LAWS(BOM)-1955-12-1

RAM BHAGWANDAS Vs. MUNICIPAL CORPORATION OF THE CITY OF BOMBAY

Decided On December 02, 1955
RAM BHAGWANDAS Appellant
V/S
MUNICIPAL CORPORATION OF THE CITY OF BOMBAY Respondents

JUDGEMENT

(1.) THESE three appeals raise a common question and can be disposed of by a common judgment. The premises in question belong to the Bombay Municipality and they were open plots of land and they were let out to one Khudabaksh Irani about 30 years ago, and in 1947 this Irani sold this land to Tyaballi. Irani erected structures on this open plot of land and let out tenements in those structures to various tenants, and the three appellant before us are tenants to whom the tenements were let out by Irani. In August 1951 the Bombay Municipality filed a suit for ejecting Tyaballi and on 30-1-1952 a consent decree was arrived at between the Municipality and Tyaballi. Under this decree the defendant was to deliver up vacant and peaceful possession of the plot clear of all structures standing thereon, and the decree further provided that in the event of the defendant failing to remove the structures on or before 29-2-1952, the defendant was to give up possession of the said plot, together with the structures standing thereon, to the plaintiff. Tyaballi failed to remove the structures and, therefore, the Municipality sometime in 1954 started execution proceedings, and the appellants in these appeals offered obstruction under Order 21, Rule 98, Civil P. C. The Court held against the appellants and thereupon they filed these suits under Order 21 Rule 103. The Court has dismissed the suits from which these appeals arise, and the appellants have now come before us.
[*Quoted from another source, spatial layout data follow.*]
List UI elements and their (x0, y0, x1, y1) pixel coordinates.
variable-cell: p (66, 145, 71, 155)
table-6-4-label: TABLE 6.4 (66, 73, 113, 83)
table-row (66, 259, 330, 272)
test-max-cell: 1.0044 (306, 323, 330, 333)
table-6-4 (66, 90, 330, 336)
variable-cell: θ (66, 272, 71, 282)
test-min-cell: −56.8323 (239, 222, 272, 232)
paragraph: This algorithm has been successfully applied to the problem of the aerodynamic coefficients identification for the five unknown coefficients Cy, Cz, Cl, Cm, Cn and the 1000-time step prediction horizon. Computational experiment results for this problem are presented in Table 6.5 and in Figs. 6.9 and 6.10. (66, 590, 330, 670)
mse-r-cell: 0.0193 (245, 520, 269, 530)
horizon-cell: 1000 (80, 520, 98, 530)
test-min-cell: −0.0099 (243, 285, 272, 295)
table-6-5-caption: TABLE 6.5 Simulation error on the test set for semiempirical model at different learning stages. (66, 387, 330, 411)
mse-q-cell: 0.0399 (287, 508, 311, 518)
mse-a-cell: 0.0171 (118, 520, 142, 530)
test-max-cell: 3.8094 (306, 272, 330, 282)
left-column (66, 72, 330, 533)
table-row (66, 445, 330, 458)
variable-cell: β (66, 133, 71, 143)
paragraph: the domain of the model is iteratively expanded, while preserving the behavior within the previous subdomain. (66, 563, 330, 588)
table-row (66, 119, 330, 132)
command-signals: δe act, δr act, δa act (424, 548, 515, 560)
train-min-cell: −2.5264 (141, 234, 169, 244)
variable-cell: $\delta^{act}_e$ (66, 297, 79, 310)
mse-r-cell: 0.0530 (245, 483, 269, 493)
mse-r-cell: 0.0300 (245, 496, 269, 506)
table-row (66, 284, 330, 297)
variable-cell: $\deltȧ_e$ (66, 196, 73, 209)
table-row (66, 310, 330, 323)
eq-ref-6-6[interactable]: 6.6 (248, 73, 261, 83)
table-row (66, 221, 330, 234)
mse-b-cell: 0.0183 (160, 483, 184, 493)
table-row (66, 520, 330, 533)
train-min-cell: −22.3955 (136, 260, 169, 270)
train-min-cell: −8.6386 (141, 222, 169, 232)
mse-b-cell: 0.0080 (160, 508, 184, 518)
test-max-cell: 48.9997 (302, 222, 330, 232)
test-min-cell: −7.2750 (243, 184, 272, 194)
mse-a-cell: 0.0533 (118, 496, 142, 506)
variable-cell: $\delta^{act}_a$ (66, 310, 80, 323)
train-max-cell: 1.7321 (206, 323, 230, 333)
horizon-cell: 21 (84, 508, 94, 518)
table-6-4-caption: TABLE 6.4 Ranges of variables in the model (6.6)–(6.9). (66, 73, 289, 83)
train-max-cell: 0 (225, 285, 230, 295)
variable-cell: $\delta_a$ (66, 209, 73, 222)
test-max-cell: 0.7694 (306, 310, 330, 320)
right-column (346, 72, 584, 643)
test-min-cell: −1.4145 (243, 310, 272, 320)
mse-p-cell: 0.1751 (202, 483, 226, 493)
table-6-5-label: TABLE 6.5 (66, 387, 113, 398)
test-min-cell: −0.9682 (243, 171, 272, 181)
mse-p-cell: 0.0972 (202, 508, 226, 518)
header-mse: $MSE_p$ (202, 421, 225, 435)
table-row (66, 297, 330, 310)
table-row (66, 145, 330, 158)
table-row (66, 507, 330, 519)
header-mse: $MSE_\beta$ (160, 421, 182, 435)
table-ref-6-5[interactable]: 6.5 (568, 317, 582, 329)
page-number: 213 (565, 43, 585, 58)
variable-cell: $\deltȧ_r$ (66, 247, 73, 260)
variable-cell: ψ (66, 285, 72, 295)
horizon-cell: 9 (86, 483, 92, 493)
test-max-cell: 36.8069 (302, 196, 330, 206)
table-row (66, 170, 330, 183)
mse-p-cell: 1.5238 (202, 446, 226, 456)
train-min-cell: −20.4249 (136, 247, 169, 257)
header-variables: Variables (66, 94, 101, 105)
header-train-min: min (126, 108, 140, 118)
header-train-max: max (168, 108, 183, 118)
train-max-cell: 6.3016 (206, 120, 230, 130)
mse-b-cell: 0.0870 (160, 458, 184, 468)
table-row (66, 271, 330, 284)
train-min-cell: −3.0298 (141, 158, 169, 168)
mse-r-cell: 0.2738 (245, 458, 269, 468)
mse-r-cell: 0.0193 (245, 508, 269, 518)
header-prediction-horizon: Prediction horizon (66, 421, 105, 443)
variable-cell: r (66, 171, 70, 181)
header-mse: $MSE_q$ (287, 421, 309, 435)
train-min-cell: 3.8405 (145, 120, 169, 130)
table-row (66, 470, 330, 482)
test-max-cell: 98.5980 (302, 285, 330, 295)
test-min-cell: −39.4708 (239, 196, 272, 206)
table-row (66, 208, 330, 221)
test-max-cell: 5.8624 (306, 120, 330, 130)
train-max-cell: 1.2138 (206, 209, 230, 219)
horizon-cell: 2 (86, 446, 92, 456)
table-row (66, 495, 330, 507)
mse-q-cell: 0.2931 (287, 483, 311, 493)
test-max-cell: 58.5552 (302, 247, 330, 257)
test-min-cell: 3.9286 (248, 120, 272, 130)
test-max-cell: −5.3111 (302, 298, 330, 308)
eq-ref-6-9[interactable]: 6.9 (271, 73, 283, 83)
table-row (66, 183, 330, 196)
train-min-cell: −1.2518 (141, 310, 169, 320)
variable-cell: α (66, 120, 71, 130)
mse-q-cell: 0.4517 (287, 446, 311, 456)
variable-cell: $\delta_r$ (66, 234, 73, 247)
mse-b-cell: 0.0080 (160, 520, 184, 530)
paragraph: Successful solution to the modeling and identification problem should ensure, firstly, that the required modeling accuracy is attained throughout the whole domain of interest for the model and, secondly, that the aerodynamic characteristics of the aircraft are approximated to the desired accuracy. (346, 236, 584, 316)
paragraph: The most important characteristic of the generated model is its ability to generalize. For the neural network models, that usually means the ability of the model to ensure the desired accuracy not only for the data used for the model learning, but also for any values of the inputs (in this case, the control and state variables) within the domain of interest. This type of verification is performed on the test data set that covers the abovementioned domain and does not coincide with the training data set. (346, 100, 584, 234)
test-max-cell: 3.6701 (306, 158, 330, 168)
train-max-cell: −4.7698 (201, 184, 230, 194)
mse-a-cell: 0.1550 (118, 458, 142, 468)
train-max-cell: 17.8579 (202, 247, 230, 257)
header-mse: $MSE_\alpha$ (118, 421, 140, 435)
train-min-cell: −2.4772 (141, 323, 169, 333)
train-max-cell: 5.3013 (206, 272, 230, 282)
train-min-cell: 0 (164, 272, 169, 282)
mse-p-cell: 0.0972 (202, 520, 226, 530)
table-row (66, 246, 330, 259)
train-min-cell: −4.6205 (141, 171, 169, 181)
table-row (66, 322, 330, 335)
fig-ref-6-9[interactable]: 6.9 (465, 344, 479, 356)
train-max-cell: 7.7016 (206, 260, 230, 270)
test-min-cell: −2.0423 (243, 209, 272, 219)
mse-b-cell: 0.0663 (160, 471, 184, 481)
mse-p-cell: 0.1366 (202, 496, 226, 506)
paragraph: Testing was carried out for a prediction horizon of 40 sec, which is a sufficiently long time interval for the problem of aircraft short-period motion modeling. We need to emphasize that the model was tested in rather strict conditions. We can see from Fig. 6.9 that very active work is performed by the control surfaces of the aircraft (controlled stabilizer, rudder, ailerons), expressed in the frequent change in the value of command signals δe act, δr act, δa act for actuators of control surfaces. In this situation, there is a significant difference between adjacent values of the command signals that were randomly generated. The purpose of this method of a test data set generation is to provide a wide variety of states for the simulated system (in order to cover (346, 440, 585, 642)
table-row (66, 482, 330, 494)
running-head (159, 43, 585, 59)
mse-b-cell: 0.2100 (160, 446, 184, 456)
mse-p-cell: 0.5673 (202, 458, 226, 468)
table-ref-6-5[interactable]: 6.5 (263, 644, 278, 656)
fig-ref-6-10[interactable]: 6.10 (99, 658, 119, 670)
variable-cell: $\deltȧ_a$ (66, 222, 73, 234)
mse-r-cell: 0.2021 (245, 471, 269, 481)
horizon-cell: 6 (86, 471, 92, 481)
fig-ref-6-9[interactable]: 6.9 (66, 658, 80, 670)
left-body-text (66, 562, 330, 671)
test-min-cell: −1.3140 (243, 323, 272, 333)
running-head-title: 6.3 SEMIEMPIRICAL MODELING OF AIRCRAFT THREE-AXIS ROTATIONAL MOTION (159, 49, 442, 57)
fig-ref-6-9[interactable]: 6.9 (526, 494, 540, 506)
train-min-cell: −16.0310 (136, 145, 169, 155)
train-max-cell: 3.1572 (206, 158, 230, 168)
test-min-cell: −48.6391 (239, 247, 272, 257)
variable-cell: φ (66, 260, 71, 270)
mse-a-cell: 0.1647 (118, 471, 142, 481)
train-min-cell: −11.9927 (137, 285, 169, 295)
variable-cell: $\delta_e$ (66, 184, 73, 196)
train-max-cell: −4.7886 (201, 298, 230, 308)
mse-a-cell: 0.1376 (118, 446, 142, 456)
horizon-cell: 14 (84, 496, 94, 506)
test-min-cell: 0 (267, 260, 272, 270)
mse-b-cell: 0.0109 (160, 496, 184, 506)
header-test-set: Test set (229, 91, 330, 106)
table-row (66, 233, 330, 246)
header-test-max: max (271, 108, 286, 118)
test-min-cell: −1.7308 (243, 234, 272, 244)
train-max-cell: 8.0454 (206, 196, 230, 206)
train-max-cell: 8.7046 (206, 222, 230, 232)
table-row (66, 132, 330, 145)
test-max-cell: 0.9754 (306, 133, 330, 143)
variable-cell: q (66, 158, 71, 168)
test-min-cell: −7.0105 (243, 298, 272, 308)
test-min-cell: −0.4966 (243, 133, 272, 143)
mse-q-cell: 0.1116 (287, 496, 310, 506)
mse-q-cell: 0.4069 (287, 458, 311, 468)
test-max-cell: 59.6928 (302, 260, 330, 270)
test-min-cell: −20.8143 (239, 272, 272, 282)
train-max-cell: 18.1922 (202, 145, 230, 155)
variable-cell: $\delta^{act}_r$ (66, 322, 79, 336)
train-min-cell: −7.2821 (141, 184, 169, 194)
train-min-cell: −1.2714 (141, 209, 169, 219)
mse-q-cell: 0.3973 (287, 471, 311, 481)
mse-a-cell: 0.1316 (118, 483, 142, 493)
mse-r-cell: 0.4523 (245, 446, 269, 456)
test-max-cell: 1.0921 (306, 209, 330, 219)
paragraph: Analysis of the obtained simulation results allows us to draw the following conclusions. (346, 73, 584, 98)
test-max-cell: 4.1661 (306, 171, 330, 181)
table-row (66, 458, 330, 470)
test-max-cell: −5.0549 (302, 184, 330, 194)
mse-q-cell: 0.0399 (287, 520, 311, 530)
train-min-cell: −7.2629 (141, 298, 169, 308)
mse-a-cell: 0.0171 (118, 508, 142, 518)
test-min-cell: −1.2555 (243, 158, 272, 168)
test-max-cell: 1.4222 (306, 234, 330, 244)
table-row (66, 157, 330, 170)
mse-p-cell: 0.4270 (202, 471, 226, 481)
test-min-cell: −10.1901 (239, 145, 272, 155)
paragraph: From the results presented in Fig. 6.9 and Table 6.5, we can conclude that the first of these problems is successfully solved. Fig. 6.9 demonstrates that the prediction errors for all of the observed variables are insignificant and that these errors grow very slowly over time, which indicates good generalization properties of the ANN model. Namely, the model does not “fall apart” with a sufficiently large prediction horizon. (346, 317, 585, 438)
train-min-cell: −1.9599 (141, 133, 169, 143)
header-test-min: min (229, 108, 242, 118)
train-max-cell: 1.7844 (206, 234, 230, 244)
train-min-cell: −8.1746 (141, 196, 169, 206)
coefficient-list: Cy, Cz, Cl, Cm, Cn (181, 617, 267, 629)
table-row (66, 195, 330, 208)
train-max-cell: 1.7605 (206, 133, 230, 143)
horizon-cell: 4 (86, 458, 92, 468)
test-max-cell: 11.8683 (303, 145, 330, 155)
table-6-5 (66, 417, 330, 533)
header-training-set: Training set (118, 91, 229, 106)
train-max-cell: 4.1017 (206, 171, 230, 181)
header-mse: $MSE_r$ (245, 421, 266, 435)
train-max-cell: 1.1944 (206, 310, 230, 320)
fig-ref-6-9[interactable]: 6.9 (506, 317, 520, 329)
(2.) TWO points have been raised before us as they were raised in the Court below. One is that by reason of the provisions of Section 109 T. P. Act, the appellants have become tenants of the Municipality and, therefore, the decree passed in favour of the Municipality against Tyaballi cannot be executed against them. Turning to Section 109 It provides. "if the lessor transfers the property leased, or any part of his interest therein, the transferee, in the absence of a contract to the contrary, shall possess all the rights, and if, the lessee so elects, be subject to all the liabilities of the lessor as to the property or part transferred so long as he is the owner of It. . . . . . What is contended by Mr. Jethmalani is that the lessor, as far as the appellant is concerned, was Tyaballi and he transferred these structures by the consent decree, having agreed that if he did not remove the structures by a particular date structures would belong to the Municipality. He further contends that his client elected that the transferee should be subject to all the liabilities or me lessor and on election of the appellant he became the tenant of the Municipality and he cannot be ejected by a decree passed against Tyaballi. This contention has not been pleaded, nor has any evidence been taken as to the election by the tenant as required under Section 109. But the learned Judge, inasmuch as no oral evidence was sought to be adduced and as the arguments were advanced, permitted the appellant to argue this case without a formal amendment of the plaint, and the election relied upon by Mr. Jethmalani is that as soon as the decree was sought to be executed he filed a suit in the Small Cause Court being Suit No. 6935 of 1954, putting forward the contention that he had become the tenant of the Municipality. We will assume in favour of the appellant that there was a proper election as required by Section 109 and we will also assume, without deciding in favour of the appellant, that the transfer contemplated by Section 109 is not merely a transfer by act of parties but also by operation of law, and we will further assume in his favour that the consent decree on which Mr. Jethmalani relies constitutes a transfer by operation of law. With all these assumptions in favour of the appellant, we have still to consider whether Section 109 has any application to the facts of this case.

(3.) WHAT Section 109 requires is that the lessor must transfer the property leased, and the question is, what was the property that was leased by the lessor to the lessee, viz. , the appellant. Obviously, the lessor transferred to the appellant the land which the lessor had obtained from the Municipality along with the structures which he had erected on the land. If that be the true position, then the lessor did not transfer to the Municipality the property leased at all. The tenancy of the lessor had been terminated and the lessor was no longer entitled to the land and no question, therefore, of the lessor transferring the land to the Municipality arose. Section 109 clearly and obviously deals with cases where a lessor while there is a subsisting lease in his favour transfers his interest in the land to a third party, and in that case the third party or the transferee takes it subject to certain liabilities if the lessor's tenants or lessees so elect. But here we have a case where at lie date of the so-called transfer the lessor had no interest left in the property leased, and, therefore, it is difficult to understand how any question can arise of the lessor transferring the property to the transferee. The effect of the lease terminating was not a transfer from Tyaballi to the Municipality, but the effect was that of reversion vesting in the Municipality as the owner of the property.